Lung cancer remains one of the deadliest cancers worldwide, and the battlefield where it thrives matters as much as the tumor itself. The tumor microenvironment—the tissue surrounding a cancer—shapes whether immune cells become defenders or enablers. Macrophages, the immune system's scavenger cells, can swing either way, actively fighting tumors or unwittingly supporting their growth. Understanding what tips this balance could transform how we treat cancer.
An international team led by Prof. Dr. Rajkumar Savai of Justus Liebig University Giessen, working with the Institute for Lung Health in Giessen and the Max Planck Institute for Heart and Lung Research in Bad Nauheim, identified the mechanism behind this switch. Their finding, published in Cell Metabolism, centers on itaconate—a molecule the body produces naturally. In healthy tissue around tumors, itaconate levels are remarkably low. This deficiency is no accident; it allows macrophages to adopt a pro-tumoral state that shields cancer cells and accelerates their growth.
When the research team artificially boosted itaconate concentrations in tissue samples and mouse models, the transformation was striking. Macrophages switched to an anti-tumoral form, becoming active fighters that slowed tumor growth. The immune system, given the right metabolic signal, shifted from complicity to combat.

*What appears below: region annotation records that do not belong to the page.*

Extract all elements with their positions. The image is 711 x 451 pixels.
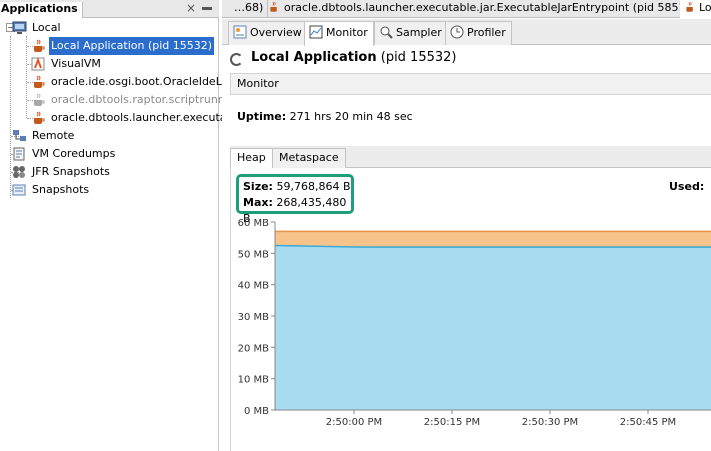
computer-icon: [12, 21, 27, 34]
heap-size-row: Size: 59,768,864 B: [243, 179, 351, 195]
applications-panel: Applications × − Local Local Application…: [0, 0, 243, 451]
y-tick-label: 60 MB: [238, 218, 270, 229]
uptime-label: Uptime:: [237, 110, 287, 123]
y-tick-label: 10 MB: [238, 375, 270, 386]
tree-item-visualvm[interactable]: VisualVM: [31, 55, 219, 73]
applications-panel-title[interactable]: Applications: [0, 2, 83, 18]
y-tick-label: 20 MB: [238, 343, 270, 354]
tree-item-oracle-ide[interactable]: oracle.ide.osgi.boot.OracleIdeLaun: [31, 73, 243, 91]
tree-item-remote[interactable]: Remote: [12, 127, 212, 145]
uptime-readout: Uptime: 271 hrs 20 min 48 sec: [237, 110, 413, 123]
tree-item-label: Local: [32, 21, 61, 34]
tree-item-label: VisualVM: [51, 57, 101, 70]
heap-size-label: Size:: [243, 180, 273, 193]
tab-heap[interactable]: Heap: [230, 148, 273, 169]
tab-sampler[interactable]: Sampler: [374, 21, 448, 45]
x-tick-label: 2:50:15 PM: [424, 417, 480, 428]
heap-chart: 0 MB 10 MB 20 MB 30 MB 40 MB 50 MB 60 MB 2:50:0…: [238, 218, 711, 428]
network-icon: [13, 130, 26, 141]
profiler-icon: [450, 25, 464, 39]
x-tick-label: 2:50:00 PM: [326, 417, 382, 428]
close-icon[interactable]: ×: [186, 1, 196, 15]
document-tab-previous[interactable]: …68): [230, 0, 269, 18]
tree-item-local-application[interactable]: Local Application (pid 15532): [31, 37, 219, 55]
tree-connector: [26, 36, 27, 118]
snapshot-icon: [12, 184, 26, 196]
tree-item-label: Remote: [32, 129, 75, 142]
x-tick-label: 2:50:30 PM: [522, 417, 578, 428]
page-title-pid: (pid 15532): [376, 50, 457, 65]
tab-label: Sampler: [396, 26, 442, 39]
tab-label: Overview: [250, 26, 302, 39]
tab-profiler[interactable]: Profiler: [445, 21, 512, 45]
x-tick-label: 2:50:45 PM: [620, 417, 676, 428]
tree-item-label: Snapshots: [32, 183, 90, 196]
java-cup-icon: [34, 111, 45, 124]
tree-item-label: oracle.ide.osgi.boot.OracleIdeLaun: [51, 75, 243, 88]
minimize-icon[interactable]: [202, 7, 212, 10]
monitor-section-header[interactable]: Monitor: [230, 73, 711, 95]
visualvm-icon: [31, 57, 45, 71]
document-tab-local-application[interactable]: Lo: [680, 0, 711, 18]
main-panel: …68) oracle.dbtools.launcher.executable.…: [222, 0, 711, 451]
y-tick-label: 30 MB: [238, 312, 270, 323]
heap-size-value: 59,768,864 B: [272, 180, 351, 193]
tree-connector: [10, 36, 11, 198]
tab-overview[interactable]: Overview: [228, 21, 308, 45]
tree-item-oracle-raptor[interactable]: oracle.dbtools.raptor.scriptrunner.: [31, 91, 239, 109]
coredump-icon: [13, 147, 25, 161]
tree-item-snapshots[interactable]: Snapshots: [12, 181, 212, 199]
tree-item-vm-coredumps[interactable]: VM Coredumps: [12, 145, 212, 163]
tree-item-oracle-launcher[interactable]: oracle.dbtools.launcher.executable: [31, 109, 243, 127]
tree-item-label: oracle.dbtools.launcher.executable: [51, 111, 244, 124]
page-title: Local Application (pid 15532): [251, 50, 457, 65]
document-tab-label: oracle.dbtools.launcher.executable.jar.E…: [284, 1, 697, 14]
monitor-icon: [309, 25, 323, 39]
monitor-section-label: Monitor: [237, 77, 279, 90]
document-tab-launcher[interactable]: oracle.dbtools.launcher.executable.jar.E…: [264, 0, 702, 18]
jfr-icon: [13, 166, 25, 178]
tree-item-jfr-snapshots[interactable]: JFR Snapshots: [12, 163, 212, 181]
heap-max-label: Max:: [243, 196, 273, 209]
java-cup-icon: [270, 1, 277, 12]
tree-item-label: Local Application (pid 15532): [49, 37, 215, 55]
tab-label: Profiler: [467, 26, 506, 39]
uptime-value: 271 hrs 20 min 48 sec: [286, 110, 413, 123]
java-cup-icon: [686, 1, 693, 12]
document-tab-label: Lo: [699, 1, 711, 14]
tree-item-label: oracle.dbtools.raptor.scriptrunner.: [51, 93, 239, 106]
y-tick-label: 50 MB: [238, 249, 270, 260]
tree-item-label: JFR Snapshots: [32, 165, 110, 178]
tree-item-local[interactable]: Local: [12, 19, 212, 37]
document-tab-bar: …68) oracle.dbtools.launcher.executable.…: [222, 0, 711, 18]
heap-tab-bar: Heap Metaspace: [230, 146, 711, 169]
java-cup-icon: [34, 75, 45, 88]
applications-panel-header: Applications ×: [0, 0, 219, 18]
java-cup-icon: [34, 39, 45, 52]
page-title-name: Local Application: [251, 50, 377, 65]
sampler-icon: [380, 26, 393, 39]
y-tick-label: 0 MB: [244, 406, 269, 417]
java-cup-grey-icon: [34, 93, 45, 106]
heap-stats-highlight: Size: 59,768,864 B Max: 268,435,480 B: [236, 174, 354, 225]
heap-used-label: Used:: [669, 180, 705, 193]
tab-monitor[interactable]: Monitor: [304, 21, 374, 46]
loading-spinner-icon: [230, 53, 243, 66]
view-tab-bar: Overview Monitor Sampler Profiler: [222, 19, 711, 46]
series-area-used: [275, 245, 711, 410]
tab-label: Monitor: [326, 26, 368, 39]
y-tick-label: 40 MB: [238, 281, 270, 292]
overview-icon: [233, 25, 247, 39]
tab-metaspace[interactable]: Metaspace: [272, 148, 346, 168]
tree-item-label: VM Coredumps: [32, 147, 116, 160]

But itaconate's power goes further. The researchers discovered that a variant called octyl-itaconate attacks cancer cells directly, independent of immune activation. It blocks G6PD, a critical enzyme that lung cancer cells depend on for their metabolism. Starved of this enzymatic fuel, tumor cells lose their capacity for rapid multiplication. The cancer weakens from the inside and the outside simultaneously.

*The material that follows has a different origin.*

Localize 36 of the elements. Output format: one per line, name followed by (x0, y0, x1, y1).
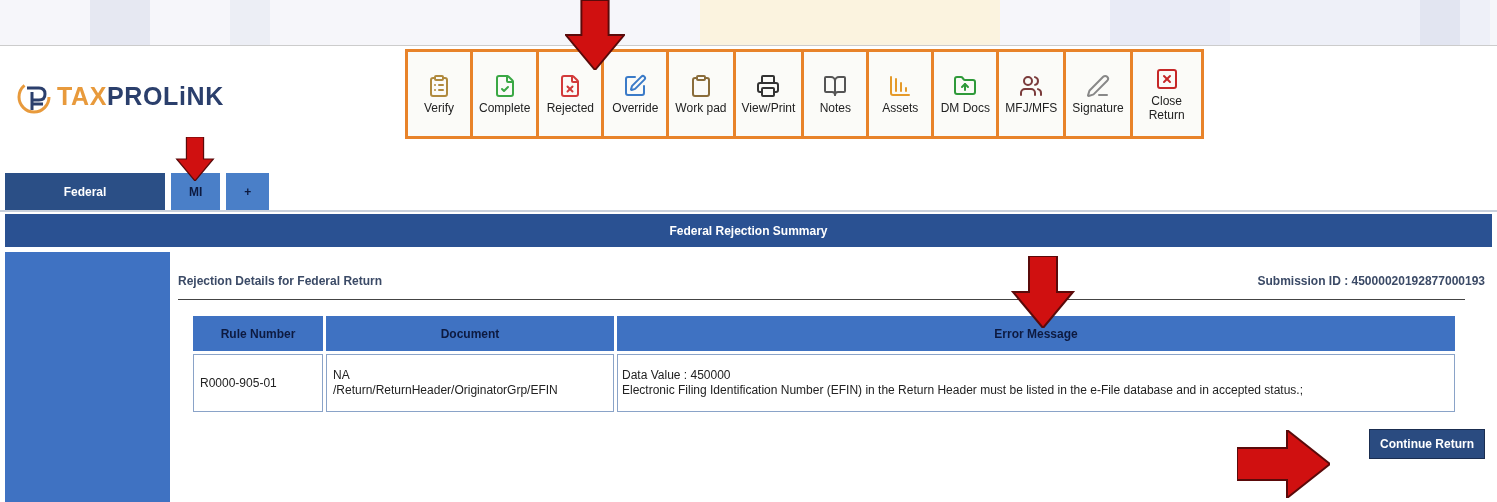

"Our results show that by specifically influencing metabolism, we can both strengthen the immune system and directly weaken the cancer cells," says Prof. Savai. What makes this finding particularly compelling is that the effect held true not just in mice, but in human lung tissue samples. That translation from laboratory to human biology signals genuine clinical potential.
This research sketches the outline of a new therapeutic strategy: drugs designed to restore itaconate levels could simultaneously activate a person's own immune defenses while metabolically crippling the tumor. Rather than attacking cancer from a single angle, this approach exploits both biological fronts—reprrogramming immune cells while depriving cancer cells of the resources they need to survive.

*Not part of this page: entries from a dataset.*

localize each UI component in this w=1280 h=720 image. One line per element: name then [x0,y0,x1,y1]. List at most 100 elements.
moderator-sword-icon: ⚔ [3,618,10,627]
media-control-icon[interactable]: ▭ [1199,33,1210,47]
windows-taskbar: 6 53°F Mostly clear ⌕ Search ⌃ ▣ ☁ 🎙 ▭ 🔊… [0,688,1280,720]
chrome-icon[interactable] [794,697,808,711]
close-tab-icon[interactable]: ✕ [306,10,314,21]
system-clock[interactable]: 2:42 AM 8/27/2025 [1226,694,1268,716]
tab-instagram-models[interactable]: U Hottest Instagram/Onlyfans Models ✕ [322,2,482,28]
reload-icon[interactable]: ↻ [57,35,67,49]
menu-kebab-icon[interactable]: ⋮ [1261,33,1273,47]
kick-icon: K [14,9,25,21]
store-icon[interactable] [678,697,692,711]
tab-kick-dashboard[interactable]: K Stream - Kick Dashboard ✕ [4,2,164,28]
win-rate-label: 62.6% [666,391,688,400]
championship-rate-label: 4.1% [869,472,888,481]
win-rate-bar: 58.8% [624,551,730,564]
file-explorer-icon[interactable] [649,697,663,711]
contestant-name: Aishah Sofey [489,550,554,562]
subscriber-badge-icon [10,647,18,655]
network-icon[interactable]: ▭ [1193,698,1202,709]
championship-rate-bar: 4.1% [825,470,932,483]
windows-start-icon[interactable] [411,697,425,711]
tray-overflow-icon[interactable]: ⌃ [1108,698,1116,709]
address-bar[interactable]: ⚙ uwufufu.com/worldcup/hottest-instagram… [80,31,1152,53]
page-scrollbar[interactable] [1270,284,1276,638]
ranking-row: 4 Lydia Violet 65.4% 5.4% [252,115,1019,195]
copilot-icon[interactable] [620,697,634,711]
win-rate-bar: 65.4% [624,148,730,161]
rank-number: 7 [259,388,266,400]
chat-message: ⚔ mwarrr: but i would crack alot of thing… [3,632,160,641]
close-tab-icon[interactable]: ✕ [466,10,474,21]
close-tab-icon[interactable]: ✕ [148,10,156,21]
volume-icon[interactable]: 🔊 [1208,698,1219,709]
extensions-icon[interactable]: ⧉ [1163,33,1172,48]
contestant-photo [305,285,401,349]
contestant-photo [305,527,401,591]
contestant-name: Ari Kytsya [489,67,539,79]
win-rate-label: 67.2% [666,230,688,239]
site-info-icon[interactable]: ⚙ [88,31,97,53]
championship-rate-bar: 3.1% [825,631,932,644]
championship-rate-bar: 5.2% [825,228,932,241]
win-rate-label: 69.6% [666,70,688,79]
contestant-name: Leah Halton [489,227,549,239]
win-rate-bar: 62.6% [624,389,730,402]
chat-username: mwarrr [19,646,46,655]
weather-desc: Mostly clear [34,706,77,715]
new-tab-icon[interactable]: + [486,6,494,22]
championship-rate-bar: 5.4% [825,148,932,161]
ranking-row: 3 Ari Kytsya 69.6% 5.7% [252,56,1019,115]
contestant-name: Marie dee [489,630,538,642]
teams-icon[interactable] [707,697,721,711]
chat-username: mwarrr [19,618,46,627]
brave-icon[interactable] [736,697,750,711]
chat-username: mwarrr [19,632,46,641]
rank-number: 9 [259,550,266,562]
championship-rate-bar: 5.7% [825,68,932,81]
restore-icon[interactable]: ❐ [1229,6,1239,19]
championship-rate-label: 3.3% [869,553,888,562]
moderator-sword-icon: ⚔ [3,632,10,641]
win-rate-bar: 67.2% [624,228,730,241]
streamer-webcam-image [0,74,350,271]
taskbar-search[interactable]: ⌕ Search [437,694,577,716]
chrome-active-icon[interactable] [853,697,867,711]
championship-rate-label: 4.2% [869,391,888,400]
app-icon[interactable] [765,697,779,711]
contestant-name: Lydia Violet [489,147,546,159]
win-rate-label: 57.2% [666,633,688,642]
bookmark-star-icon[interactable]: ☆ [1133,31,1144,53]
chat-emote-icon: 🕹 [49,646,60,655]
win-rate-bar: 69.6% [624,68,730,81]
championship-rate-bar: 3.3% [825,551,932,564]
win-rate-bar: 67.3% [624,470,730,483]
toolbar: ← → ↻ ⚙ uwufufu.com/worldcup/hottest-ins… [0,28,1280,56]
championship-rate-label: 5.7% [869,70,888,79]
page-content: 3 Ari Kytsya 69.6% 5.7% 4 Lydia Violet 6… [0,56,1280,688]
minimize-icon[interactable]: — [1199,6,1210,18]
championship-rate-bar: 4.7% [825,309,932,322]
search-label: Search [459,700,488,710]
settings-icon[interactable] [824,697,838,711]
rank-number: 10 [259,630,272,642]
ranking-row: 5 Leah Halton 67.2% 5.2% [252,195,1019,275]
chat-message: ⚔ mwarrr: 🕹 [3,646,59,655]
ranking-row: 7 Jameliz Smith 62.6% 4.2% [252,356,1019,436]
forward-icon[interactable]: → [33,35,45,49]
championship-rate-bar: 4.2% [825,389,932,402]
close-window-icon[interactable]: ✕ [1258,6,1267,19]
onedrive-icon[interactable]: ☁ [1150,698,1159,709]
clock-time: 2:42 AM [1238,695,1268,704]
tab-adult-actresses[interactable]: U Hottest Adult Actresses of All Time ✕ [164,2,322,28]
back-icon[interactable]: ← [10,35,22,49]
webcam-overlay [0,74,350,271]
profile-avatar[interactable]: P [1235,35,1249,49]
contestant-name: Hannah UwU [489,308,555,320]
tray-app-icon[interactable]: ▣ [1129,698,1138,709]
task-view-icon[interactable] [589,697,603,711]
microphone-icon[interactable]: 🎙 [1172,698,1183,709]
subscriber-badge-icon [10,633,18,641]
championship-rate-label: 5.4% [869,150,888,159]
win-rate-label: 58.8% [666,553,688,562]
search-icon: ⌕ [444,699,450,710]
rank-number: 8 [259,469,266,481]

Lung cancer patients have endured decades of incremental progress in survival rates. This discovery—that a single metabolic adjustment can reprogram immunity and starve tumors—offers a more elegant path forward. The work now shifts to transforming this understanding into drugs that can be taken to patients, but the metabolic principle is clear: sometimes the most powerful way to fight cancer is to speak the body's own chemical language.